UserWay: Disability Pride & Digital Accessibility
At UserWay, disability pride starts with enhancing digital accessibility for organizations globally. UserWay’s AI-powered assistive technology ensures the Internet is more accessible for everyone, including people with disabilities. Let’s take pride in helping our fellow citizens thrive in the digital world. Learn how working together with UserWay can help you achieve this essential goal with its solution ensuring an inclusive, engaging, and interactive user experience for everyone.
Common FAQs
What’s The Main Purpose of Disability Pride Month?
Disability Pride Month is a day that embraces and honors people’s uniqueness by increasing visibility and awareness of the positive pride people with disabilities feel. For people with disabilities, this celebration inspires self-approval and champions every type of disability. In addition to the celebratory day, Disability Pride Month also helps encourage public conversations about disabilities and their related challenges.
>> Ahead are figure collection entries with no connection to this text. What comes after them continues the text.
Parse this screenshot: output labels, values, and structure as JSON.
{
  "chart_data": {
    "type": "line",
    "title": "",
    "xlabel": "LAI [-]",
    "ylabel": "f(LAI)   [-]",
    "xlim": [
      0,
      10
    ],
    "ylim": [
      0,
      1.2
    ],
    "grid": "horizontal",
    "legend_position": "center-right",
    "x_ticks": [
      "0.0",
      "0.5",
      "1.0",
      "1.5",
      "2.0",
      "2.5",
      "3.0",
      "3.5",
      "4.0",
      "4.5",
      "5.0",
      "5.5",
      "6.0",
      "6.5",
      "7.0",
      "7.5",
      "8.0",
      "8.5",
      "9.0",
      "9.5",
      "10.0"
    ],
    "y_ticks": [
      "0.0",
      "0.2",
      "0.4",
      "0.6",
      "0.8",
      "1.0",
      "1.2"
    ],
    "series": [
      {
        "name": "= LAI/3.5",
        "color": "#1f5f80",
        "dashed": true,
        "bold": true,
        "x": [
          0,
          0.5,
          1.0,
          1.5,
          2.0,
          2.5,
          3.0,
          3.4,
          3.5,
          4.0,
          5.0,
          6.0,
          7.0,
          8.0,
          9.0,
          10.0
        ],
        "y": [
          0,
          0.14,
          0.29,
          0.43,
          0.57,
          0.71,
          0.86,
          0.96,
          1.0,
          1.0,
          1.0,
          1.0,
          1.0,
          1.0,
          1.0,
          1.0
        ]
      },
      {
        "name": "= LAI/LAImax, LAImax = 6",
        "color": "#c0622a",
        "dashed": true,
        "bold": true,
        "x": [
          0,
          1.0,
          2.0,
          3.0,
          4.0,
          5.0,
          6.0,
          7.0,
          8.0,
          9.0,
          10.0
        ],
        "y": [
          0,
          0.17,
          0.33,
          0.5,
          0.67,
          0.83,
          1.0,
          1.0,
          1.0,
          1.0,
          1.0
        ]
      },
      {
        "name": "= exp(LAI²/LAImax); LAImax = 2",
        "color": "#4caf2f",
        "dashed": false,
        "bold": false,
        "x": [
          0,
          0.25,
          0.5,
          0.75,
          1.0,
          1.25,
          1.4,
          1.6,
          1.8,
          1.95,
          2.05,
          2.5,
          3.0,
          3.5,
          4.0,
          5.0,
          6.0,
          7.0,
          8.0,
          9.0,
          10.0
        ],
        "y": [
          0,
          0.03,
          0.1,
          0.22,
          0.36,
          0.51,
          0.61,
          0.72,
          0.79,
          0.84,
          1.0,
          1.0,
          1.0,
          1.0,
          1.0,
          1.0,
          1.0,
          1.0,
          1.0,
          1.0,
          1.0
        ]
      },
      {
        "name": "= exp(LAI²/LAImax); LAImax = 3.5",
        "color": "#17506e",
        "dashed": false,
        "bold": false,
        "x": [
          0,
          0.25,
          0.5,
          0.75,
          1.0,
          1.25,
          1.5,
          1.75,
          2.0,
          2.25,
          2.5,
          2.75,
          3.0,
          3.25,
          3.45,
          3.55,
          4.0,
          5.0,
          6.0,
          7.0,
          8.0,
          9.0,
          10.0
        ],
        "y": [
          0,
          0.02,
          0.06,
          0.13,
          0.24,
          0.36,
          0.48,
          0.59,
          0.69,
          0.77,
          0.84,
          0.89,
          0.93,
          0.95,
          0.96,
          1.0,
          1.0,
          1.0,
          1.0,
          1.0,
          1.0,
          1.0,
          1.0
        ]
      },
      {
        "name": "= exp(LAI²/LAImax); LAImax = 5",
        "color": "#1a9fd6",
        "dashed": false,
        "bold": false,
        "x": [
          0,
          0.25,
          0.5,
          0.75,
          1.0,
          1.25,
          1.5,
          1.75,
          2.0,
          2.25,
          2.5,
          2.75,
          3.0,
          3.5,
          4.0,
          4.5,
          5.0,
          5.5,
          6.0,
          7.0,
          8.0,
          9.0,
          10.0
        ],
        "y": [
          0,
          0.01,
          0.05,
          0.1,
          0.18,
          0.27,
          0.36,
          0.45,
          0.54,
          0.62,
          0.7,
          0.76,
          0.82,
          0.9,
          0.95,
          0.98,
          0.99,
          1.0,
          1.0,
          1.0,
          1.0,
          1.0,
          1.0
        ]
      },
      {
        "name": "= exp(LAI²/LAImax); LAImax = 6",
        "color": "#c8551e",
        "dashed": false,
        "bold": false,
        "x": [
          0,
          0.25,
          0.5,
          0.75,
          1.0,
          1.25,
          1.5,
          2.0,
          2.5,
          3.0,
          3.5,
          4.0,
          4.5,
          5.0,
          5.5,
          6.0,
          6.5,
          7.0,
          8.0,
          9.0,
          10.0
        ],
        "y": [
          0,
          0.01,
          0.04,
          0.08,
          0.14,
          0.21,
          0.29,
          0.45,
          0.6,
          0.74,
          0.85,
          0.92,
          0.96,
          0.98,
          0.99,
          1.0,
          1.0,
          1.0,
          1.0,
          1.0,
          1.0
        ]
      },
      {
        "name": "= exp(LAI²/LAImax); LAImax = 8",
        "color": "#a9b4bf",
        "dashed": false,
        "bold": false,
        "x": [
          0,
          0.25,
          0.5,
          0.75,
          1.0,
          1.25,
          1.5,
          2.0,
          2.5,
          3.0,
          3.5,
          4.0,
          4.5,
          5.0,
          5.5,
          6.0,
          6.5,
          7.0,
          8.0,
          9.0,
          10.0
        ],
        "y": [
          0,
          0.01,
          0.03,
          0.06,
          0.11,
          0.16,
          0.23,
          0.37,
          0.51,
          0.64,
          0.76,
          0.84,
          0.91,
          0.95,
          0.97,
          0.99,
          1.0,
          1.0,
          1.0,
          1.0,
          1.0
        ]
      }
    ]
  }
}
When Does Disability Pride Month Take Place?
People celebrate Disability Pride Month every July. It’s an opportunity for everyone to celebrate, raise awareness and highlight voices during the month (and beyond) with our
What Are the Origins of Disability Pride Month?
Disability Pride began as a celebration in Boston in 1990, the same year the Americans with Disabilities Act (ADA) became law. Subsequently, it evolved into a month-long celebration culminating in 2015, 25 years after the ADA was signed.